Convertí al papel desde siempre -o él se convirtió- en mi
mejor amigo. Ellos no comprendían; solo a ratos; solo algunas cosas.
El papel y los árboles.
También desde siempre, esa contradicción.
Ellos no sentían lo que yo sentía por los árboles, por el
papel.
Ellos sienten según la información inscrita en el mapa desde
hace cientos de miles de años.
Yo no entiendo los mapas.
Lo más característico es que se necesitan. Y a mí me sobra,
me aturde ese homo. No negaré -sería hipócrita- que sí necesito algo
humano. Pero es el humano que se piensa a sí mismo, que anhela con ímpetu vivir
por encima del homo gregarius; el homo que se sabe alquimista y
que orienta sus pasos al manejo de esa ciencia. El que conoce su plomo y su
oro, algo que el homo gregarius teme hasta el punto de pasar toda una vida
sin ver, sin verse.
He llorado plomos propios y ajenos. He tocado la flor
inmarcesible sin usar mis manos. Y salió mal. No alcancé la ciencia y me deshice
en un laberinto de ríos que se acabaron secando.

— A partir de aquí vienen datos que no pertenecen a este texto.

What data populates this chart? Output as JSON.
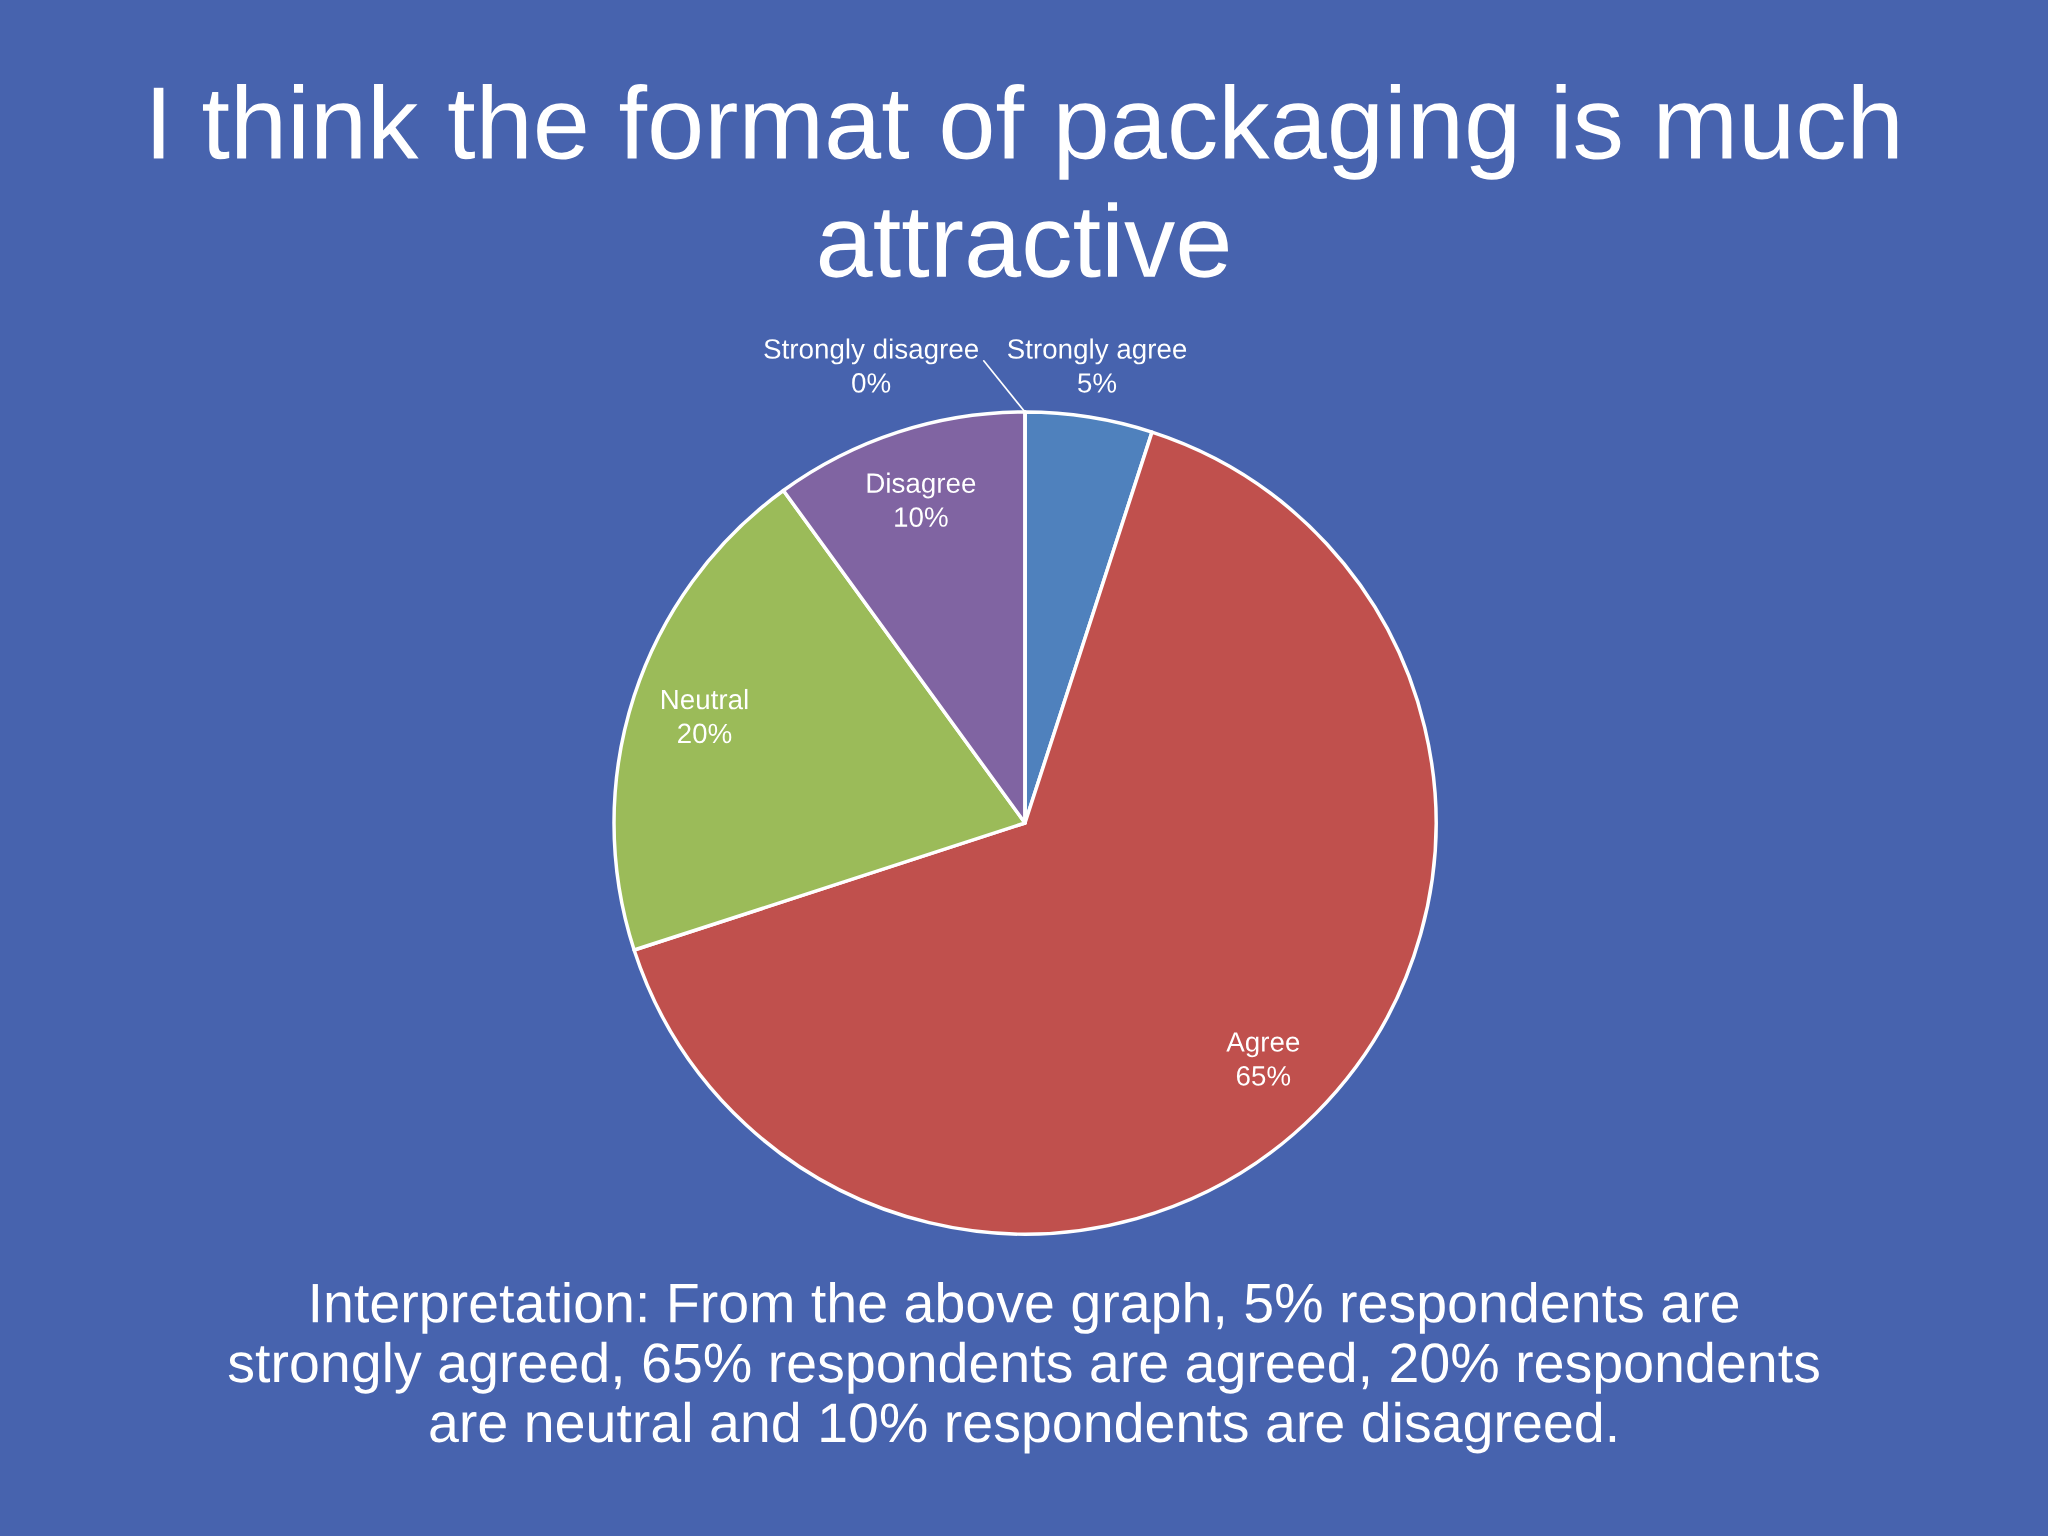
{
  "chart_data": {
    "type": "pie",
    "title": "I think the format of packaging is much attractive",
    "categories": [
      "Strongly agree",
      "Agree",
      "Neutral",
      "Disagree",
      "Strongly disagree"
    ],
    "values": [
      5,
      65,
      20,
      10,
      0
    ],
    "colors": [
      "#4f81bd",
      "#c0504d",
      "#9bbb59",
      "#8064a2",
      null
    ],
    "value_labels": [
      "5%",
      "65%",
      "20%",
      "10%",
      "0%"
    ],
    "annotations": [
      "Interpretation: From the above graph, 5% respondents are strongly agreed, 65% respondents are agreed, 20% respondents are neutral and 10% respondents are disagreed."
    ]
  }
}
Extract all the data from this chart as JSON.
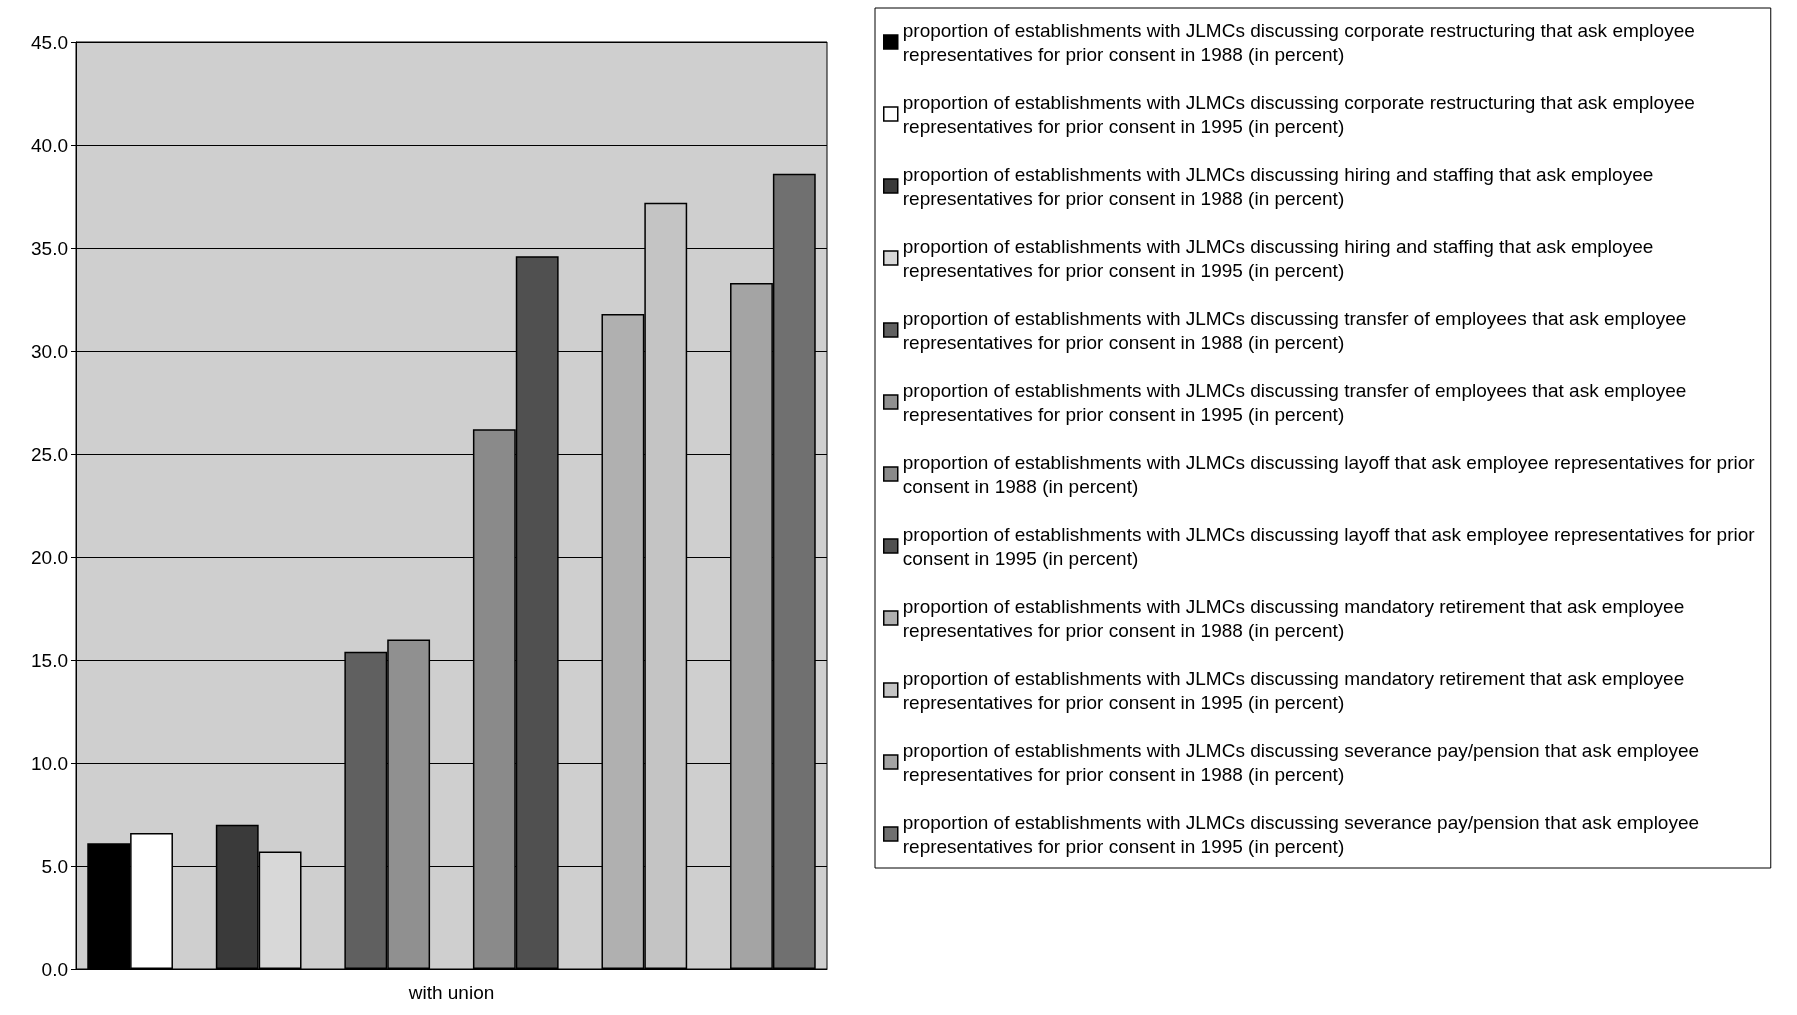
{
  "chart_data": {
    "type": "bar",
    "categories": [
      "with union"
    ],
    "ylim": [
      0,
      45
    ],
    "yticks": [
      {
        "value": 0,
        "label": "0.0"
      },
      {
        "value": 5,
        "label": "5.0"
      },
      {
        "value": 10,
        "label": "10.0"
      },
      {
        "value": 15,
        "label": "15.0"
      },
      {
        "value": 20,
        "label": "20.0"
      },
      {
        "value": 25,
        "label": "25.0"
      },
      {
        "value": 30,
        "label": "30.0"
      },
      {
        "value": 35,
        "label": "35.0"
      },
      {
        "value": 40,
        "label": "40.0"
      },
      {
        "value": 45,
        "label": "45.0"
      }
    ],
    "grid": "y",
    "legend": "right",
    "series": [
      {
        "name": "proportion of establishments with JLMCs discussing corporate restructuring that ask employee representatives for prior consent in 1988 (in percent)",
        "color": "#000000",
        "values": [
          6.1
        ]
      },
      {
        "name": "proportion of establishments with JLMCs discussing corporate restructuring that ask employee representatives for prior consent in 1995 (in percent)",
        "color": "#ffffff",
        "values": [
          6.6
        ]
      },
      {
        "values": [
          null
        ]
      },
      {
        "name": "proportion of establishments with JLMCs discussing hiring and staffing that ask employee representatives for prior consent in 1988 (in percent)",
        "color": "#3a3a3a",
        "values": [
          7.0
        ]
      },
      {
        "name": "proportion of establishments with JLMCs discussing hiring and staffing that ask employee representatives for prior consent in 1995 (in percent)",
        "color": "#d8d8d8",
        "values": [
          5.7
        ]
      },
      {
        "values": [
          null
        ]
      },
      {
        "name": "proportion of establishments with JLMCs discussing transfer of employees that ask employee representatives for prior consent in 1988 (in percent)",
        "color": "#606060",
        "values": [
          15.4
        ]
      },
      {
        "name": "proportion of establishments with JLMCs discussing transfer of employees that ask employee representatives for prior consent in 1995 (in percent)",
        "color": "#909090",
        "values": [
          16.0
        ]
      },
      {
        "values": [
          null
        ]
      },
      {
        "name": "proportion of establishments with JLMCs discussing layoff that ask employee representatives for prior consent in 1988 (in percent)",
        "color": "#8a8a8a",
        "values": [
          26.2
        ]
      },
      {
        "name": "proportion of establishments with JLMCs discussing layoff that ask employee representatives for prior consent in 1995 (in percent)",
        "color": "#505050",
        "values": [
          34.6
        ]
      },
      {
        "values": [
          null
        ]
      },
      {
        "name": "proportion of establishments with JLMCs discussing mandatory retirement that ask employee representatives for prior consent in 1988 (in percent)",
        "color": "#b0b0b0",
        "values": [
          31.8
        ]
      },
      {
        "name": "proportion of establishments with JLMCs discussing mandatory retirement that ask employee representatives for prior consent in 1995 (in percent)",
        "color": "#c4c4c4",
        "values": [
          37.2
        ]
      },
      {
        "values": [
          null
        ]
      },
      {
        "name": "proportion of establishments with JLMCs discussing severance pay/pension that ask employee representatives for prior consent in 1988 (in percent)",
        "color": "#a4a4a4",
        "values": [
          33.3
        ]
      },
      {
        "name": "proportion of establishments with JLMCs discussing severance pay/pension that ask employee representatives for prior consent in 1995 (in percent)",
        "color": "#707070",
        "values": [
          38.6
        ]
      }
    ]
  }
}
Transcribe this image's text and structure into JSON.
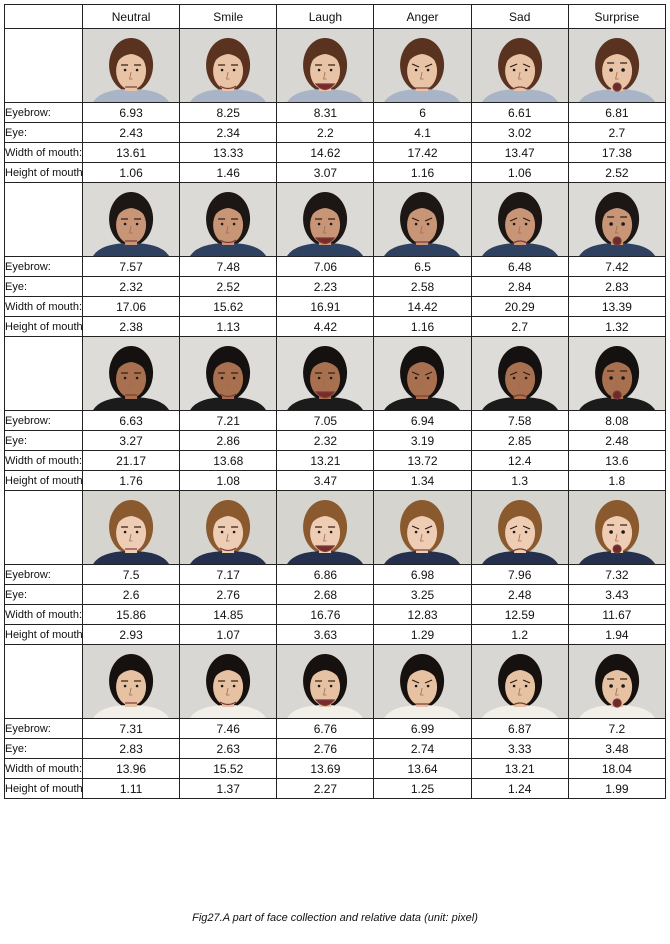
{
  "header": {
    "corner": "",
    "columns": [
      "Neutral",
      "Smile",
      "Laugh",
      "Anger",
      "Sad",
      "Surprise"
    ]
  },
  "row_labels": [
    "Eyebrow:",
    "Eye:",
    "Width of mouth:",
    "Height of mouth:"
  ],
  "subjects": [
    {
      "hair": "#5a3320",
      "skin": "#e8c3a6",
      "shirt": "#a9b5c6",
      "bg": "#d9d7d3",
      "values": [
        [
          "6.93",
          "8.25",
          "8.31",
          "6",
          "6.61",
          "6.81"
        ],
        [
          "2.43",
          "2.34",
          "2.2",
          "4.1",
          "3.02",
          "2.7"
        ],
        [
          "13.61",
          "13.33",
          "14.62",
          "17.42",
          "13.47",
          "17.38"
        ],
        [
          "1.06",
          "1.46",
          "3.07",
          "1.16",
          "1.06",
          "2.52"
        ]
      ]
    },
    {
      "hair": "#1c1714",
      "skin": "#c89577",
      "shirt": "#2f4160",
      "bg": "#dcdad6",
      "values": [
        [
          "7.57",
          "7.48",
          "7.06",
          "6.5",
          "6.48",
          "7.42"
        ],
        [
          "2.32",
          "2.52",
          "2.23",
          "2.58",
          "2.84",
          "2.83"
        ],
        [
          "17.06",
          "15.62",
          "16.91",
          "14.42",
          "20.29",
          "13.39"
        ],
        [
          "2.38",
          "1.13",
          "4.42",
          "1.16",
          "2.7",
          "1.32"
        ]
      ]
    },
    {
      "hair": "#141110",
      "skin": "#a8704f",
      "shirt": "#1b1b1b",
      "bg": "#dedcd8",
      "values": [
        [
          "6.63",
          "7.21",
          "7.05",
          "6.94",
          "7.58",
          "8.08"
        ],
        [
          "3.27",
          "2.86",
          "2.32",
          "3.19",
          "2.85",
          "2.48"
        ],
        [
          "21.17",
          "13.68",
          "13.21",
          "13.72",
          "12.4",
          "13.6"
        ],
        [
          "1.76",
          "1.08",
          "3.47",
          "1.34",
          "1.3",
          "1.8"
        ]
      ]
    },
    {
      "hair": "#8a5a2e",
      "skin": "#efcdb5",
      "shirt": "#25304e",
      "bg": "#d6d4cf",
      "values": [
        [
          "7.5",
          "7.17",
          "6.86",
          "6.98",
          "7.96",
          "7.32"
        ],
        [
          "2.6",
          "2.76",
          "2.68",
          "3.25",
          "2.48",
          "3.43"
        ],
        [
          "15.86",
          "14.85",
          "16.76",
          "12.83",
          "12.59",
          "11.67"
        ],
        [
          "2.93",
          "1.07",
          "3.63",
          "1.29",
          "1.2",
          "1.94"
        ]
      ]
    },
    {
      "hair": "#16110f",
      "skin": "#e6c1a2",
      "shirt": "#f2efe9",
      "bg": "#d9d7d3",
      "values": [
        [
          "7.31",
          "7.46",
          "6.76",
          "6.99",
          "6.87",
          "7.2"
        ],
        [
          "2.83",
          "2.63",
          "2.76",
          "2.74",
          "3.33",
          "3.48"
        ],
        [
          "13.96",
          "15.52",
          "13.69",
          "13.64",
          "13.21",
          "18.04"
        ],
        [
          "1.11",
          "1.37",
          "2.27",
          "1.25",
          "1.24",
          "1.99"
        ]
      ]
    }
  ],
  "caption": "Fig27.A part of face collection and relative data (unit: pixel)"
}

Y ahora que empiezo a tocar otro plomo, otra flor, hiere el
verdugo mis manos invisibles; me condena por no usar los dedos de plástico del homo
gregarius y, peor, por no hacerlo mi confidente, sin saber que el papel es
la inmensidad y cada una de sus partes. Hablo a todo, escribo en la tierra, en las
nubes, en las aves, en las ratas, en los gusanos, en el estiércol, en las rosas,
en las estrellas y en los ojos que me ven.